One reason for the growing number of Agility clubs in America is that each promotes a slightly different set of rules and philosophies.  For instance, the AKC does not allow blind, deaf, or amputee dogs to compete; however, CPE, UKC, and DOCNA have special provisions in place for physically challenged pups.  Each club also utilizes different obstacles and jump heights.  As expected, TDAA employs smaller jump heights from as low as 4’’, while USDAA is the only club to incorporate a 26’’ jump.  In UKC competitions, many obstacles are unique to the club, such as the sway-bridge, swing plank, crawl tunnel, water hurdle, and hoop tunnel.  Other clubs have done away with certain obstacles entirely, such as DOCNA, which declares that no tunnels shall be used during Jumper classes, so as to not slow down large dogs or give advantage to small ones.

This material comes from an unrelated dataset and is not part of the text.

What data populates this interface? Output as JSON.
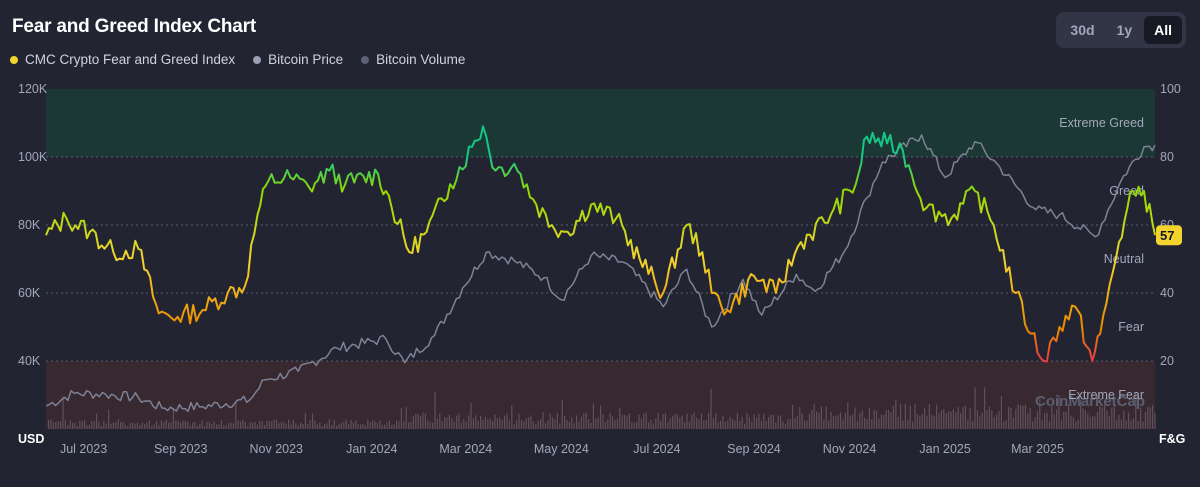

One of the biggest differences among clubs is the emphasis of skills needed for success in each class.  While AKC promotes good teamwork, NADAC Agility courses are based on speed, UKC courses are based on precision, and DOCNA courses give preference to all-around versatility.  Classes among each club vary, as well.  For instance, CPE has classes called Colors (a color-coded agility course), Wildcard (standard course with wildcard obstacles), and Full House (a points accumulation game), all of which are not found in other clubs.  Some clubs host team relay or strategy classes (USDAA, DOCNA, TDAA), while others prefer to showcase the dog’s ability to complete obstacles when separated from the handler (Chances, NADAC).

No matter your dog’s ability, breed, physical limitations, reason for competing, or size, there is undoubtedly an Agility club which is right for you.  Some clubs approach Agility from a more traditional standpoint (AKC), while others aim to turn the Agility world on its head (DOCNA).  Whether your main preference is to compete for fun and exercise, or to compete for the thrill of competition, there is a perfect club for each and every dog and handler!